Anticipating the Conference: Mark Antonacci on Testing for Radiation

Mark Antonacci | 11-Oct-2014  |  10:15-10:45 am


This paper summarizes the scientific and medical evidence already acquired from the Shroud that is consistent with a series of events and surrounding circumstances reported to have occurred to the historical Jesus Christ in the most attested sources of ancient history.  The physical evidence supporting three scientific hypotheses contending the Shroud’s full-length body images were caused by UV or particle radiation emanating from a stationary or disappearing human body that was wrapped in the Shroud are also summarized.1  One such hypothesis, published in Scientific Research and Essays in 2012, can also explain how neutron irradiated cloth can carbon date centuries younger than its actual age.  This hypothesis can also explain the Shroud’s excellent and flexible physical condition; its coin, flower and outer side imaging, if any; and the still-red coloration of its embedded blood marks.

Scientific technology that could be adapted and applied to the Shroud and to strategic samples at the molecular and atomic level are also summarized and recommended.  These technologies, along with other forms of proposed testing, were presented as the keynote address at the international conference held in Frascati, Italy in conjunction with the last public exhibition of the Shroud in 2010.2  These and other techniques could possibly provide extensive evidence for and against all proposed Shroud body image hypotheses; all proposed explanations for its medieval carbon dating; the age of the cloth and age of its blood; whether the cloth has been irradiated; the type and amount of radiation; whether it came from the body within the cloth; where and when the irradiating event occurred; the identity of the victim; and whether a supernatural event consistent with the resurrection occurred.

Click on the title to read the full abstract.
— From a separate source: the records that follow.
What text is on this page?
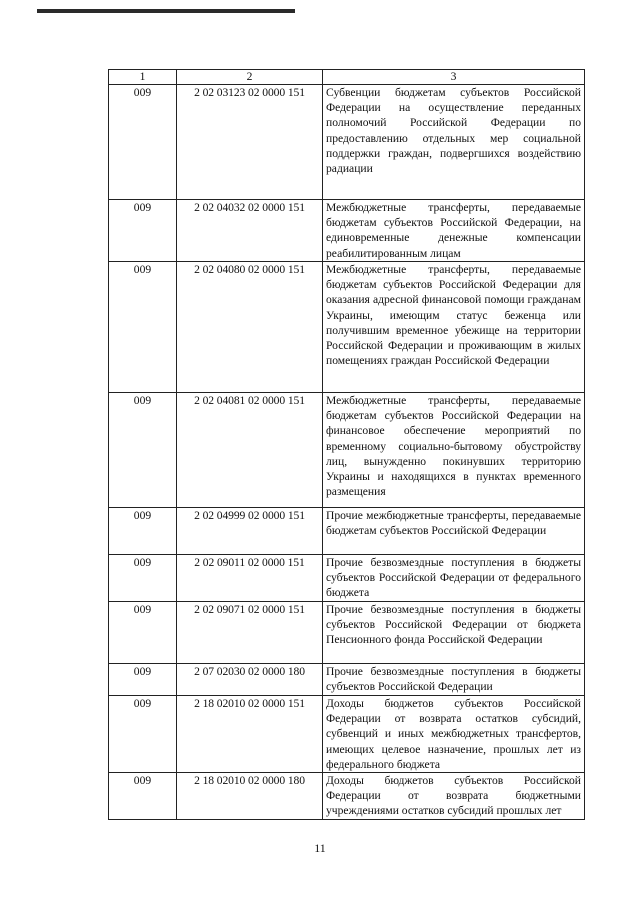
1	2	3
009	2 02 03123 02 0000 151	Субвенции бюджетам субъектов Российской Федерации на осуществление переданных полномочий Российской Федерации по предоставлению отдельных мер социальной поддержки граждан, подвергшихся воздействию радиации
009	2 02 04032 02 0000 151	Межбюджетные трансферты, передаваемые бюджетам субъектов Российской Федерации, на единовременные денежные компенсации реабилитированным лицам
009	2 02 04080 02 0000 151	Межбюджетные трансферты, передаваемые бюджетам субъектов Российской Федерации для оказания адресной финансовой помощи гражданам Украины, имеющим статус беженца или получившим временное убежище на территории Российской Федерации и проживающим в жилых помещениях граждан Российской Федерации
009	2 02 04081 02 0000 151	Межбюджетные трансферты, передаваемые бюджетам субъектов Российской Федерации на финансовое обеспечение мероприятий по временному социально-бытовому обустройству лиц, вынужденно покинувших территорию Украины и находящихся в пунктах временного размещения
009	2 02 04999 02 0000 151	Прочие межбюджетные трансферты, передаваемые бюджетам субъектов Российской Федерации
009	2 02 09011 02 0000 151	Прочие безвозмездные поступления в бюджеты субъектов Российской Федерации от федерального бюджета
009	2 02 09071 02 0000 151	Прочие безвозмездные поступления в бюджеты субъектов Российской Федерации от бюджета Пенсионного фонда Российской Федерации
009	2 07 02030 02 0000 180	Прочие безвозмездные поступления в бюджеты субъектов Российской Федерации
009	2 18 02010 02 0000 151	Доходы бюджетов субъектов Российской Федерации от возврата остатков субсидий, субвенций и иных межбюджетных трансфертов, имеющих целевое назначение, прошлых лет из федерального бюджета
009	2 18 02010 02 0000 180	Доходы бюджетов субъектов Российской Федерации от возврата бюджетными учреждениями остатков субсидий прошлых лет
11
Click here for the conference home page.

10 thoughts on “Anticipating the Conference: Mark Antonacci on Testing for Radiation”

  1. Yannick Clement warned us of this sort of thing years ago. I doubt if there’s a single Shroud scientist outside of Italy who buys into this religious agenda driven pseudo-science. They’ve clearly been carried away watching too many old episodes of Star Trek. So a real genuine William Shatner (Captain Kirk) quote is apposite (check thinkexist web-site):

    “Stop and smell the garlic! That’s all you have to do.”

    Yup! straight from the commander’s lips!

  2. Italy? Is Mark Antonacci Italian? And what about John Jackson and his team in Colorado? Or Elizabeth Piczek? Andrew Silverman? it’s everywhere!

  3. There is a real problem here. paper after paper is going to be rolled out in St. Louis,one half hour after another ( in some cases the Abstract seems half an hour long in itself!) In this case, and presumably there will be others, the subject matter is hotly controversial. So how is anything coherent going to come out of the conference?

      1. One need not to be too pessimistic if the organisers are on top of the problem. Book festivals have similar tight programmes but everyone is warned long before that they will be cut off just before their allotted times ends. ( I once had a large clock face waved at me!) if the presenters know this they will adjust their presentations to last less than half an hour. If the speakers are allowed to go on then it will be like having an oversized stone at the bottom of a pyramid, the whole thing will be thrown out.
        My worry,however, is that, judging from the Abstracts, many of the presenters seem to have enormous amounts to get through ( as most authors at book festivals do if given the chance!) but there should be ample time to get them to slim down before October if the problem is recognised.e.g as virtually everyone of Dan Scavone’s texts is already known he might concentrate on just one or two and examine them properly or only discuss those which have not been revealed before.

  4. There is no need for mud-slinging, talk about nationalities or points of view. No definitive statement can be made yet, and this refers both to natural or supernatural image-formation theories. Apparently there will not be much time for Q&A and discussion at the conference, but that does not mean it is doomed to failure. All the papers presented will probably be discussed later and whoever contests one or more of them will have to write his own paper.

  5. Regarding Paulette’s comment about the citation of Antonacci’s hypothesis: his abstract did contain the citation but the webmaster removed all references in all the abstracts for uniformity. It will be in the version that will be in the printed program and in the full paper as well. Regarding Charles’ comment about something coherent coming out of the conference: with about 40 speakers discussing numerous disciplines, I don’t it’s realistic to expect any coherency. One reason for the conference is just some conviviality. Regarding the tightness of the schedule, there was a similar tightness to the 2008 Columbus Ohio conference that I helped organize. It was managed fairly well there and I’m hoping it will be the same in St. Louis.

  6. I think the good thing about the conference (and about the BSTS Newsletter, among other things), is that it forces people to collect their thoughts, arrange them and present them, with relevent references and logical inferences, in a way that an online discussion, or responding piecemeal to a blog, never quite manages. I very much hope that the full texts of the papers will be available online shortly after the conference, and the discussion will then go on both for much longer than would be possible at any conference, and involve much wider participation than just those who can make it to St Louis. (Come to think of it, the English didn’t make it to the 1904 Olympic Games either!)